We were always very encouraged by the support (financial and otherwise) that we received from members of the public throughout the District of Algoma, the north shore of Lake Superior, and beyond.

We were not successful in having the quarry operation moved further back on the Superior Aggregates' property and away from the Lake Superior shoreline and certainly we are disappointed with that outcome.

However we know that we did our best and followed the democratic process open to citizens who wish to express their concerns regarding new industrial developments in environmentally sensitive and significant areas.
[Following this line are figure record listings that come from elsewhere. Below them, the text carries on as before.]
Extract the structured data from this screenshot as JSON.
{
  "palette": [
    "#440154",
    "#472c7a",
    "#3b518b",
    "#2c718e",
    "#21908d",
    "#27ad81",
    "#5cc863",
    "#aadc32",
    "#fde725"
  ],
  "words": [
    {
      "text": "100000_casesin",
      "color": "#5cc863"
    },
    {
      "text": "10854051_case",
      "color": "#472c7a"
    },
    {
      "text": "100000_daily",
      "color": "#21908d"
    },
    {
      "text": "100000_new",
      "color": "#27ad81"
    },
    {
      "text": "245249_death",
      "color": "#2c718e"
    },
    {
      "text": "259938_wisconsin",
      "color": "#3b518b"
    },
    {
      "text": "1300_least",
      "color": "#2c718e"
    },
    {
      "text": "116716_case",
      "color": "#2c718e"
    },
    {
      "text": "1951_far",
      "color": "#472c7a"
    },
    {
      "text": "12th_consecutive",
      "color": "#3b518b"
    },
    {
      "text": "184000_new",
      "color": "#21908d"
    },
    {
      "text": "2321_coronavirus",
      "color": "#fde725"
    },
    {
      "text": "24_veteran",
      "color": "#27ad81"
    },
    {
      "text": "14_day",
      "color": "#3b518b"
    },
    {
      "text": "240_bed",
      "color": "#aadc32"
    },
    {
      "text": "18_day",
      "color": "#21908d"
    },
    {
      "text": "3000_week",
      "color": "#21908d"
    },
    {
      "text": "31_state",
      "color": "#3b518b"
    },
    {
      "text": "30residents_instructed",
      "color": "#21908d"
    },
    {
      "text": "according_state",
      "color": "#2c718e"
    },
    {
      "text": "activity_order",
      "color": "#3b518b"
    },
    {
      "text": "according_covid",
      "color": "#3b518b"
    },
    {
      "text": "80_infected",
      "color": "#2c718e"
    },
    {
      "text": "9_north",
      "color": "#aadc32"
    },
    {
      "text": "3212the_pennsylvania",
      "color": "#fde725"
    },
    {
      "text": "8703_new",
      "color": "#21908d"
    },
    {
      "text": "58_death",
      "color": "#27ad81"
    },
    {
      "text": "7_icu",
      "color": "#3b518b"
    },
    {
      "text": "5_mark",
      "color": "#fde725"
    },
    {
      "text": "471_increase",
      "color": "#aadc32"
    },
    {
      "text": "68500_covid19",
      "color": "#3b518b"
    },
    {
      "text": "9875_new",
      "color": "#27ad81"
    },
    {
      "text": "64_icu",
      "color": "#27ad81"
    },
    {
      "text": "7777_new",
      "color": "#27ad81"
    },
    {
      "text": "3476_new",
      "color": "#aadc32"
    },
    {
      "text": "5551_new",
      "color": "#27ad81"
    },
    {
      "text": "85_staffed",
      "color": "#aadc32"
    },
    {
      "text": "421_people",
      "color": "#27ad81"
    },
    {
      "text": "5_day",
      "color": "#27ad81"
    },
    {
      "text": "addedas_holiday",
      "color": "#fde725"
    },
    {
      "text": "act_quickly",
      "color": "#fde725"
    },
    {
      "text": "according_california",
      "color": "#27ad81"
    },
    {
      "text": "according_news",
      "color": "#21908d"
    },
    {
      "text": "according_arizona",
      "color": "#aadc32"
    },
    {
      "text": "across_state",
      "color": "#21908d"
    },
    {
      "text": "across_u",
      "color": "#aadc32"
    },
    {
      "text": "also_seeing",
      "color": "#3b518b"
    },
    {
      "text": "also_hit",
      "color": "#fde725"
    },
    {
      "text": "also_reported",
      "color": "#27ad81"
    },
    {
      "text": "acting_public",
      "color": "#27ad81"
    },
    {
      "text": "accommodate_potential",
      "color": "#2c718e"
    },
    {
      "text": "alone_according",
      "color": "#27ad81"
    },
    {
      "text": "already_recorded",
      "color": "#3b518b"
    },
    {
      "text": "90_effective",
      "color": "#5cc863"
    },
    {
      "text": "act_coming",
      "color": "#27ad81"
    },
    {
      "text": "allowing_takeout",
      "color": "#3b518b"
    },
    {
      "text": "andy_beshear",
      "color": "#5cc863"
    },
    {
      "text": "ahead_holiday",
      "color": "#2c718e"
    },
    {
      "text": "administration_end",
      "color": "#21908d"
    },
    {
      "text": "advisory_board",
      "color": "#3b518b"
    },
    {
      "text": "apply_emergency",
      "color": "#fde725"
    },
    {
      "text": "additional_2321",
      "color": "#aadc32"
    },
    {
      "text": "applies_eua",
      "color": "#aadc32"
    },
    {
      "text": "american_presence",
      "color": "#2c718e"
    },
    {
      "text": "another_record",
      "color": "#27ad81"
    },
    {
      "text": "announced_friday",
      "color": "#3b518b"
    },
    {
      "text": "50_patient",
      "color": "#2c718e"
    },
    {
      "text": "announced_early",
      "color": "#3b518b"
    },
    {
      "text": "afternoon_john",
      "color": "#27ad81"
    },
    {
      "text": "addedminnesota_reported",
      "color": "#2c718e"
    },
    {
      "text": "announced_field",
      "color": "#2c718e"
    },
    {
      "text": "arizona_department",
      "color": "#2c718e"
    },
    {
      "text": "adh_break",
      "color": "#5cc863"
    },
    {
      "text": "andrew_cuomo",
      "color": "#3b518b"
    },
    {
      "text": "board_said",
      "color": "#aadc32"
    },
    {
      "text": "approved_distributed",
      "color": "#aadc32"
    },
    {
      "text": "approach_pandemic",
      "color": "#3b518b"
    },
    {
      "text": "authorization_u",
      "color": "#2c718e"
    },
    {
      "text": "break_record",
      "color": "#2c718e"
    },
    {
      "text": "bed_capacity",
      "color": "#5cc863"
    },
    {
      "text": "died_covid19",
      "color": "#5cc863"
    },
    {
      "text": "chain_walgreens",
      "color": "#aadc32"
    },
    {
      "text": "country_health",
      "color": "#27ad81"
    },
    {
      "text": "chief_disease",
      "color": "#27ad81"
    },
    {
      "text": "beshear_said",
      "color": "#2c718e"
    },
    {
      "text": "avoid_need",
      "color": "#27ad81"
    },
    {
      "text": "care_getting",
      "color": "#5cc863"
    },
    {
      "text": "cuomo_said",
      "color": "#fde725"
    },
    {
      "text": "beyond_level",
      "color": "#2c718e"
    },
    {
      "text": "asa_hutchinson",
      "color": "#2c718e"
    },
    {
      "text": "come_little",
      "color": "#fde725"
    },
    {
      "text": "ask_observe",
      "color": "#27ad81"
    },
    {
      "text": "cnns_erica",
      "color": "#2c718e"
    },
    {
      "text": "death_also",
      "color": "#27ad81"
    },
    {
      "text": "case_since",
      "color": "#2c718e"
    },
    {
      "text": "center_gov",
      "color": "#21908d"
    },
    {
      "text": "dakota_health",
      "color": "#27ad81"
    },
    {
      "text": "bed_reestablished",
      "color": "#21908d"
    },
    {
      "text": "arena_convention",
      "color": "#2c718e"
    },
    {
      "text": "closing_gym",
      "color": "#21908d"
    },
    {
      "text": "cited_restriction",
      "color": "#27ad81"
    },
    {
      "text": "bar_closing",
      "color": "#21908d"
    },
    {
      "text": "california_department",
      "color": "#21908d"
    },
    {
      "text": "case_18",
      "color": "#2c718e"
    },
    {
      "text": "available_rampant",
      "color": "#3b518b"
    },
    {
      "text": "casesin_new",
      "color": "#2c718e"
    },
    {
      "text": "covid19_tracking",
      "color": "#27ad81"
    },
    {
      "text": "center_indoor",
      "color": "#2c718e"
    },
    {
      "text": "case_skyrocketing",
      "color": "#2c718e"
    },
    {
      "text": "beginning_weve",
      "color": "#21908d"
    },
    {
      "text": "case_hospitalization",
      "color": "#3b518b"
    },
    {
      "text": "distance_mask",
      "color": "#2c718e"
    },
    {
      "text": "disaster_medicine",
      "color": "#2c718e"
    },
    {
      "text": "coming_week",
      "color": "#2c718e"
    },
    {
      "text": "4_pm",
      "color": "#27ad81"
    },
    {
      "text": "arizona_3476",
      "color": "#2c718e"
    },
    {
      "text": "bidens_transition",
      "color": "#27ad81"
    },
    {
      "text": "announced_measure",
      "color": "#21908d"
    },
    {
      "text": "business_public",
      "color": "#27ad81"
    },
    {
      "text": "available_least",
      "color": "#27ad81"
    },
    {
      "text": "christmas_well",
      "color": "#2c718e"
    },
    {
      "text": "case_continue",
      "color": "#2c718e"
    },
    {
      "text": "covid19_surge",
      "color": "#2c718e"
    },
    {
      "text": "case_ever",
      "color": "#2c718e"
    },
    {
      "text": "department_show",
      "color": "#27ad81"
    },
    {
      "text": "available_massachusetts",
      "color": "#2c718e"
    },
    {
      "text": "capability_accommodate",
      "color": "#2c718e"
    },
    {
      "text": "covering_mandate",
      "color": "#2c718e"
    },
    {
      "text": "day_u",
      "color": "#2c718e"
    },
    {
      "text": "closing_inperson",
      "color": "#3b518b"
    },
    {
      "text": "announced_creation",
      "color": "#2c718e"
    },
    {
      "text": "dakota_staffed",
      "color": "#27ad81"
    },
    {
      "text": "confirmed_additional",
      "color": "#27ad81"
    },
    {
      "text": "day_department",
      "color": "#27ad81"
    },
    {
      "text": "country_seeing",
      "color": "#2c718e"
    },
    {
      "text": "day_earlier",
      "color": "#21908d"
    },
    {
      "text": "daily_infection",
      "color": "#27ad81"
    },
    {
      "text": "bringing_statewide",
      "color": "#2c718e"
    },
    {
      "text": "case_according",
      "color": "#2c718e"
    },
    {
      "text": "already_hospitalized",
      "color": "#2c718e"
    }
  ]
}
Now that the proposal has received approval, we look ahead to Superior Aggregates and the various levels of governments fulfilling their respective legal obligations and responsibilities during the construction and operation of the quarry.

During the past seven years CCMB was fortunate in working with highly qualified experts who gave us assistance and advice and who strongly believed in the protection of Lake Superior.

We appreciate the support we received from environmental organizations some of whom were, Environmental Defence, Great Lakes United, MiningWatch Canada, Northwatch, Ontario Nature, Sierra Club of Canada, Environment North, Gravel Watch Ontario and Lighthawk.

We would like to thank our major financial supporters some of whom were: The McLean Foundation, EJLB Foundation, Mountain Equipment Co-op, Freshwater Future, Wilderness Canoe Association, and HIVA Environmental.

We are most appreciative and we thank all of the organizations and individuals who supported our efforts and we thank those who have indicated continuing interest in future developments in Michipicoten Harbour.

Our pursuit in protecting the natural integrity and heritage of Michipicoten Bay will be ongoing.